Real Life

Mother’s shock: My blood was killing my baby

A disease attacked wee Adelaide in the womb, but she fought through to become her doting mum and dad's "miracle baby"

As she sleeps soundly in her mother’s arms, three-month-old baby Adelaide is blissfully unaware that her mother’s own blood began attacking her little body before she was born.

The beautiful wee girl is a true miracle for her Auckland parents Damian and Queeny Penhall, who spent an agonising nine months worrying about her during the pregnancy. Her birth was only possible with the help of blood transfusions.

Queeny, 37, explains Adelaide is their third child who suffered from rhesus disease in the womb, which can arise when the mother’s blood is Rh negative and the baby’s is Rh positive. The condition occurs when the mother’s body responds to the Rh-positive blood by producing infection-fighting antibodies to attack the baby, often causing anaemia, jaundice and stillbirth.

Dad Damian cradles his little girl.

After birth, the antibodies can continue destroying the baby’s red blood cells for a few months. If left untreated, it can lead to brain damage, learning difficulties, deafness and blindness. Queeny’s first pregnancy, with son Samson, now four, was straightforward, but after his arrival, she was given an injection of anti-D immunoglobulin, to destroy any incompatible blood that had entered her bloodstream during birth.

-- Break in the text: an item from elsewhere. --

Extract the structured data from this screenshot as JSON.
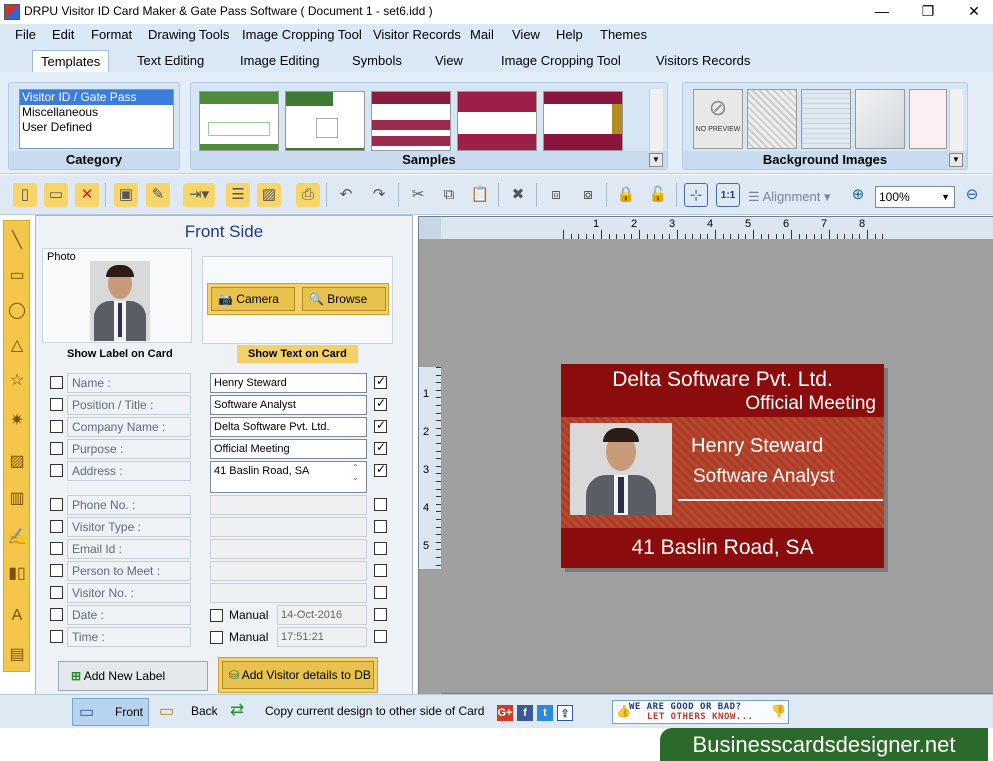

“But I was never tested to find out how much I needed – and it didn’t work,” Queeny explains. “I’d become sensitised, so my immune system was producing antibodies which were then effectively killing my babies in all my other pregnancies since.”

Sadly, on her second pregnancy, Queeny went on to have a miscarriage at 20 weeks. But she didn’t realise her body was rejecting her pregnancies until her third, with son Elijah. While 32 weeks along, Queeny had an uneasy feeling. She explains, “You could call it intuition – I call it God – but for some reason, I found myself driving to hospital. I got admitted and a scan revealed the baby was severely anaemic. A few more hours and he would have died. We had to get him out there and then, and we spent the next two months in a neonatal intensive care unit. It was touch and go.”

After several blood transfusions and UV-light therapy, Elijah, now 20 months, is a bundle of energy, tumbling with his brother and pet dog Pup during our Woman’s Day photo shoot as their baby sister sleeps on.

Adorable Adelaide is now growing in strength after enduring 10 blood transfusions in the first few weeks of her life.

‘Don’t give up!’

Queeny and Damian were overjoyed when they discovered they were expecting a baby girl last year. However, along with the excitement came the fear she wouldn’t come to full term.

Their unborn baby had to be carefully monitored and was given eight blood transfusions while still in the womb, then a further two transfusions after she was born. “She may need more,” tells Queeny. “Adelaide was born at only 1.75kg. She looked so tiny, but she’s a fighter. Both Adelaide and Eli are gifts. We were close to losing them.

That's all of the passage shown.